植本 洗脳? いや、奥さんは離婚に向けて着々と手を打ってたとしか思えないですね。
枡野 ………そうなのか。
植本 うちはね、ふたり合わせてもうなんとかなんですよ。だからどうしようもないというか。もちろん出てってほしい気持ちはものすごくあったりしましたけどね。だから私、『かなわない』が20万部くらい売れたら、家を買えるんですよ。印税が4000万円くらいになるから。そしてマンション買えたら、それを石田さんにあげて、私はふら~っとしようと思っています。家庭から出ていくというか、いまよりもっと自由になる感じ?
構成担当F それでも離婚はしないんですか?
植本 そのときによりますね。一番怖いのは熟年離婚? 子どもが大きくなって、もう夫婦一緒にいる意味がなくなったときに、ほんとになんか嫌なことになって別れるみたいなのはヤだなって思ってて……。もうすでに年老いてますけど石田さん。バイバイ、別れる、みたいになったら、この人、ひとりになっちゃって可哀想だなって。
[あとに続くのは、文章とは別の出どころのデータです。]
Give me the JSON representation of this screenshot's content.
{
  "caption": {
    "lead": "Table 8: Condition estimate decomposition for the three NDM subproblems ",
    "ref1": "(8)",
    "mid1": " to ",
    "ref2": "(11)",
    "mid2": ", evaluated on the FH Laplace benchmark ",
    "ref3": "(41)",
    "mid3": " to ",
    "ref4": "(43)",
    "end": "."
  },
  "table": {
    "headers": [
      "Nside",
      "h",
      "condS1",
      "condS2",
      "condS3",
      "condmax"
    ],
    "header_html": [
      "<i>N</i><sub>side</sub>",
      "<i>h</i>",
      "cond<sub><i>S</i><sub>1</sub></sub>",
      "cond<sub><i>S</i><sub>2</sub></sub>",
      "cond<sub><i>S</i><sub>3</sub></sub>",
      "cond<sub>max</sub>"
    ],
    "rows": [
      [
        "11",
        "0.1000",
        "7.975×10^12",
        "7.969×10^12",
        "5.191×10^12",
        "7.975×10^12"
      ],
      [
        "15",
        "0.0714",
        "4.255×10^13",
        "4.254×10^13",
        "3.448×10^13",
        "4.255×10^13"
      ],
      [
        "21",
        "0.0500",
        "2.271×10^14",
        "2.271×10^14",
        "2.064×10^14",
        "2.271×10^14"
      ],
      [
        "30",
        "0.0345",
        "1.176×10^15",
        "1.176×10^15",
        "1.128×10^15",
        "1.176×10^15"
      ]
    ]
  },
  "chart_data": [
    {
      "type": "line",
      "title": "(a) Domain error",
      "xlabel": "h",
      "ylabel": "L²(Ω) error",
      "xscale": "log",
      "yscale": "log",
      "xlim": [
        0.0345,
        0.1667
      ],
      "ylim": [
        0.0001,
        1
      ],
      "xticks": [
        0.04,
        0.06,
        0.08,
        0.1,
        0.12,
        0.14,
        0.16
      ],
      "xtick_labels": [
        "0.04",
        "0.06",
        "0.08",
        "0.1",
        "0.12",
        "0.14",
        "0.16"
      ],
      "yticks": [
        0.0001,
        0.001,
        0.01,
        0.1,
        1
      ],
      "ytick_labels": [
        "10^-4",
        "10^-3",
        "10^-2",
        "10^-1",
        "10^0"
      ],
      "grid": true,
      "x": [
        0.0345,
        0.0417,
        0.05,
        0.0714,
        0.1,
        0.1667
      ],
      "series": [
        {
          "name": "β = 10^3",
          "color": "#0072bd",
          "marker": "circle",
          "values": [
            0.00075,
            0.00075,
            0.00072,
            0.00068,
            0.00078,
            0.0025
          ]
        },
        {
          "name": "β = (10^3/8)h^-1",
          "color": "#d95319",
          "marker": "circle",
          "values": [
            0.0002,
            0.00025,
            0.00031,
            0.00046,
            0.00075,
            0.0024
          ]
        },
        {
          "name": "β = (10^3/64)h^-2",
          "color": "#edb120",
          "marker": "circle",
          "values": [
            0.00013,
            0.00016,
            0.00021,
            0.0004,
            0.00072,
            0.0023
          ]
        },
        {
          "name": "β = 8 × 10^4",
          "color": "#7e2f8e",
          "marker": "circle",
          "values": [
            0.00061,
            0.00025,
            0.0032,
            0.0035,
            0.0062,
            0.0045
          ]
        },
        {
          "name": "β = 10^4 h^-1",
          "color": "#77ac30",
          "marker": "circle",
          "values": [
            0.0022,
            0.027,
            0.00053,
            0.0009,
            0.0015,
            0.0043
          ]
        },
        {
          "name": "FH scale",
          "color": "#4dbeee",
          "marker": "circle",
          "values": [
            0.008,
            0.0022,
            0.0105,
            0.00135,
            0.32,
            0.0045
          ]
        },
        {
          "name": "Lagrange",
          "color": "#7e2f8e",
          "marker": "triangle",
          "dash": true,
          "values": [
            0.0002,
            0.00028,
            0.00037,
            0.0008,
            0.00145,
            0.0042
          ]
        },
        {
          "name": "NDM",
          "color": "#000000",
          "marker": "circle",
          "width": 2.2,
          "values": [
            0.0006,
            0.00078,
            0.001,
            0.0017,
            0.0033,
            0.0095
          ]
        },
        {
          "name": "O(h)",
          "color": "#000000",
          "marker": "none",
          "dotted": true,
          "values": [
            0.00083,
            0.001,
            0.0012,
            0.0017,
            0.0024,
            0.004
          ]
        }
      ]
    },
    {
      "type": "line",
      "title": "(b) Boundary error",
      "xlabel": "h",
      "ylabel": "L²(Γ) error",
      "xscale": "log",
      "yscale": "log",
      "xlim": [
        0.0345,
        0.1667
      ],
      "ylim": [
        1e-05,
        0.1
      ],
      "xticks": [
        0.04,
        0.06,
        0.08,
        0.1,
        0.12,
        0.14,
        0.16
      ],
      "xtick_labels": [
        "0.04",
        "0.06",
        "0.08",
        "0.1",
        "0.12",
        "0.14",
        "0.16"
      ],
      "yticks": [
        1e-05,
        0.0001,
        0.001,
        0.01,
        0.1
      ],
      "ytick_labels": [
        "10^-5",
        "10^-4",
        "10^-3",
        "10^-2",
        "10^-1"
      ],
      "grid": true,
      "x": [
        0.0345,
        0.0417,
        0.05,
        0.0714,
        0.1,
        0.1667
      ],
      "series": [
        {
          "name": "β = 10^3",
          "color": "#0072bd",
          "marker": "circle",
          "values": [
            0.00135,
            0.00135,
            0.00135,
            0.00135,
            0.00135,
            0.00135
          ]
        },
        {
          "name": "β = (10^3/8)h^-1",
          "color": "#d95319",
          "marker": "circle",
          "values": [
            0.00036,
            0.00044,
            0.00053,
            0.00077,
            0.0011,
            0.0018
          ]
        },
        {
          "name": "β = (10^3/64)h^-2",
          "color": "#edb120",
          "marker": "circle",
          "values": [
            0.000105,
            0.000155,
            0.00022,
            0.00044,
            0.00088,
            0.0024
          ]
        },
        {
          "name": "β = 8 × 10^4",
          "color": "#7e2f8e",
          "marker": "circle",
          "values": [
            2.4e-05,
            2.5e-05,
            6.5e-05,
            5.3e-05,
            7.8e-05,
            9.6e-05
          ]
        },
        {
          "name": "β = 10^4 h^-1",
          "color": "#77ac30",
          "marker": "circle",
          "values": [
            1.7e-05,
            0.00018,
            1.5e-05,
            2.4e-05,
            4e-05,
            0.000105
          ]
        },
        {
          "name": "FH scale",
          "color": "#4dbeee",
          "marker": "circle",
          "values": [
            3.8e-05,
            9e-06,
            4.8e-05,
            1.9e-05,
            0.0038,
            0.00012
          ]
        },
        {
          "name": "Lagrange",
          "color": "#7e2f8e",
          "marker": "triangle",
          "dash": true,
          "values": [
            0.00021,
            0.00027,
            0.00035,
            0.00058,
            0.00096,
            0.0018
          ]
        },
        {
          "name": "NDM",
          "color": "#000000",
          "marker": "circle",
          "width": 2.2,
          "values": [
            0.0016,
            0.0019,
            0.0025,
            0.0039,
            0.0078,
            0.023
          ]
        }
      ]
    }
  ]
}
構成担当F 「熟年離婚が嫌だから、離婚するなら早いほうがいい」ってことですか?
植本 なんか結婚ってもう意味の無いことのように思えてきちゃって……。石田さんほど自分を自由にさせてくれる人はいないだろうし、なにも言ってこない人はいないだろうし。なにも言ってこなかったことがしんどい時期もありましたけど、もはや楽で。
枡野 家庭のことこれだけやってくれて、何をやっても怒らないなら、これだけいい人はいないですよね。安心感もあるし。
植本 いい人ですよ。子どもを一緒に育ててるって感じですね。
枡野 でもこの『ホームシック~』の第一章のタイトルが『寿命』っていうタイトルで。植本さんがECDさんと結婚しようとしたらお母さんから、そんな寿命の短い人と結婚なんてやめなさい、とかって言われるんですよね?(『ホームシック~』p.22)
植本 そうですそうです(笑)。
枡野 すごい発言だけど、でも(結婚当時のECDの年齢。枡野の対談時の年齢でもある)47歳は(残りの)寿命短いもんね(笑)。
植本 もう今や57歳ですから。ちょっとだけ考えちゃいますね。石田さん、この人ひとりにしたら大変だろうなって。なんか責任を感じています。